Hi, I'm using Avira as my AV; it detected an exe in system volume information contains pattern of DR/MartShop.2 . The information says it's a 'dropper' and I searched my comp to find the files that they said DR/MartShop.2 would drop and ended up finding them. Avira has me "access deny" by default- I tried that but it just ends up prompting me again then I tried to 'move to quarantine' and I still get the detection prompt. I tried manually deleting some of the files but they seem to be in use so it won't let me. Any advice?

Please follow the steps below so we can help clean up your computer:

Download HijackThis™ here:
http://www.trendsecure.com/portal/en-US/th.../hijackthis.php

Click 'Do a System Scan and Save log'. The HJT log will open in notepad. Don't try to fix anything yourself.

Copy and paste the contents of the HJT log into a NEW TOPIC in "HijackThis Logs and Malware Removal"
http://www.bleepingcomputer.com/forums/forum22.html

Also include a link to this topic. Please be patient as our HJT team members work on serveral forums.

Also you can read the Preparation Guide for use before posting a HijackThis Log

I already had Avira delete the file acting like the dropper before I read your post; I'm going to DL the link and post in a few minutes but in the meantime this is the information that Avira has provided about some of the files that the dropper might have thrown in my system:

Files The following files are created:

– Non malicious files:
• %PROGRAM FILES%\SRCheckPermission.txt
• %home%\Application Data\ShoppingReport\cs\Config.xml
• %PROGRAM FILES%\ShoppingReport\Uninst.exe

– Temporary files that might be deleted afterwards:
• %TEMPDIR%\ns%random character string%.tmp\modern-header.bmp
• %TEMPDIR%\ns%random character string%.tmp\Uninst.dll

– %TEMPDIR%\ns%random character string%.tmp\InstallerHelperPlugin.dll Further investigation pointed out that this file is malware, too. Detected as: ADSPY/MartSho.dll.2

– %PROGRAM FILES%\ShoppingReport\Bin\2.0.24\ShoppingReport.dll Further investigation pointed out that this file is malware, too. Detected as: ADSPY/MartSho.dll.3

Registry The following registry keys are added:

– HKLM\SOFTWARE\ShoppingReport
• "LeftPaneTitle"="ShopperReports"
• "affid"="1000007001"
• "Version"="2.0.24"
• "ProductName"="ShopperReports"
• "SG_Not_Set"=dword:00000001

– HKCU\Software\ShoppingReport
• "CurrentPageNum"=dword:00000001
• "IEButtonPaneUrl_C9CCBB35"="cs.ShopperReports.com/cs/**********"
• "IEButtonPaneSize_C9CCBB35"="262"
• "IEButtonPaneOrient_C9CCBB35"="vertical"
• "IEButtonPaneUrl_A16AD1E9"="cs.ShopperReports.com/cs/**********
• "IEButtonPaneSize_A16AD1E9"="262"
• "IEButtonPaneOrient_A16AD1E9"="vertical"
• "CfgPrcs"=dword:00000001

– HKCR\BackLink\Clsid
• @="{fcbf906f-4080-11d1-a3ac-00c04fb950dc}"

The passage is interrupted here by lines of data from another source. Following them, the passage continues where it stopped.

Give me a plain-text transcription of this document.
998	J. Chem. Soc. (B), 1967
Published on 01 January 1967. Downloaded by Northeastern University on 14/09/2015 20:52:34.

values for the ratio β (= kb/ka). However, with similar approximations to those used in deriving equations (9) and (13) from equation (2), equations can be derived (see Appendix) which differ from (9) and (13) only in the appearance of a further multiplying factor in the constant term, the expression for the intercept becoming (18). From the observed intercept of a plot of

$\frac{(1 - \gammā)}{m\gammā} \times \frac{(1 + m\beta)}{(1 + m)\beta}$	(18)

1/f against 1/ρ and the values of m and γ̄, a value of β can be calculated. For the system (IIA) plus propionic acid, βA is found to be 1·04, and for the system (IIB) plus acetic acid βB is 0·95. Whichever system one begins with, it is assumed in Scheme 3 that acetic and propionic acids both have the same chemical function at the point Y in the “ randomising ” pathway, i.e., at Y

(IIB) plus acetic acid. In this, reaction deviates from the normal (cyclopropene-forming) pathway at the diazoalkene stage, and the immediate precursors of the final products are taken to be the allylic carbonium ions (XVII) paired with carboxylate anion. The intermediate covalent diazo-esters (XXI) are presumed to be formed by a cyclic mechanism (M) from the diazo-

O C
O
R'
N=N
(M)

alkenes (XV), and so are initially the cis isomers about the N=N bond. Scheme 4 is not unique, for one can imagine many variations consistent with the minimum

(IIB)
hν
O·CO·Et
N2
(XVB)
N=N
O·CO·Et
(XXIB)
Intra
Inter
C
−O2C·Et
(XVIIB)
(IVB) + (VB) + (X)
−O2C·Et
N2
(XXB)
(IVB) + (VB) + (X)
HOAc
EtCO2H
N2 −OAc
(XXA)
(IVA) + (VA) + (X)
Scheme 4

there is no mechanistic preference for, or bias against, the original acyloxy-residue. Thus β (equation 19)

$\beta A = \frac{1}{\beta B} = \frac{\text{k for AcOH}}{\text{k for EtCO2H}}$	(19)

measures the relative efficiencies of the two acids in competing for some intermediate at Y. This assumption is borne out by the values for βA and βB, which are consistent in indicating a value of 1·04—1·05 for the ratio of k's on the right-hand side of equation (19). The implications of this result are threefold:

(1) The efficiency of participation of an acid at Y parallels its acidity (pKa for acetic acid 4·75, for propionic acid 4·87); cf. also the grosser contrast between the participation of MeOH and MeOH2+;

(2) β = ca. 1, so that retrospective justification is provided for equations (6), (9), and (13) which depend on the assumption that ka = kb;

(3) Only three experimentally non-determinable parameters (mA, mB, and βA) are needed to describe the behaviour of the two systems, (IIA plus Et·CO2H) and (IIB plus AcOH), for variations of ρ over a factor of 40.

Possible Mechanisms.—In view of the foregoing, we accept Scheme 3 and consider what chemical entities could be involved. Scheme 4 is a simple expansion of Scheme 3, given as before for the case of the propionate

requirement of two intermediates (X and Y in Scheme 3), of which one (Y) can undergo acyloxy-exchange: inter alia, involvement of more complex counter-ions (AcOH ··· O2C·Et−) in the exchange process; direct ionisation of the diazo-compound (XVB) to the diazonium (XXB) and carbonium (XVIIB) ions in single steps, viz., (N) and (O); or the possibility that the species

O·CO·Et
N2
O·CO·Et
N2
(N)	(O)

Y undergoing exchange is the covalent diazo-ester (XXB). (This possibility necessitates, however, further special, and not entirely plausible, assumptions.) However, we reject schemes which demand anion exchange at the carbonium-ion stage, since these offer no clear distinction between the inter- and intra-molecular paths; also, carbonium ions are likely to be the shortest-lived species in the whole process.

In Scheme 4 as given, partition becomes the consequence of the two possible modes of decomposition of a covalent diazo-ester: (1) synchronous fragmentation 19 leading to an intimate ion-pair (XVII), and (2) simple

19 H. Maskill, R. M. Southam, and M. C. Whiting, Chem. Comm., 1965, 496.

– HKLM\SOFTWARE\Microsoft\Windows\CurrentVersion\Uninstall\
ShoppingReport
• "DisplayIcon"="%PROGRAM FILES%\ShoppingReport\Uninst.exe"
• "DisplayName"="ShopperReports"
• "UninstallString"="%PROGRAM FILES%\ShoppingReport\Uninst.exe"
• "DisplayVersion"="2.0.24"
• "URLInfoAbout"="http://www.ShopperReports.com"
• "Publisher"="ShopperReports"

File details Runtime packer:
In order to aggravate detection and reduce size of the file it is packed with the following runtime packer:
• NSIS

Now that you have an open HJT log posted in the HijackThis Logs and Analysis forum, you shouldn't make any changes to your system.
Doing so, could change the results of the posted log, making it difficult to properly clean your system.

At this point, the HJT Team should be the only members that you take advice from, until they have verified your log as clean.

I'm closing this topic until you are cleared by the HJT Team.
If, after your log has been cleaned, you still need help, please PM a Moderator and we will re-open this topic.

If you have any questions, don't hesitate to send me a PM.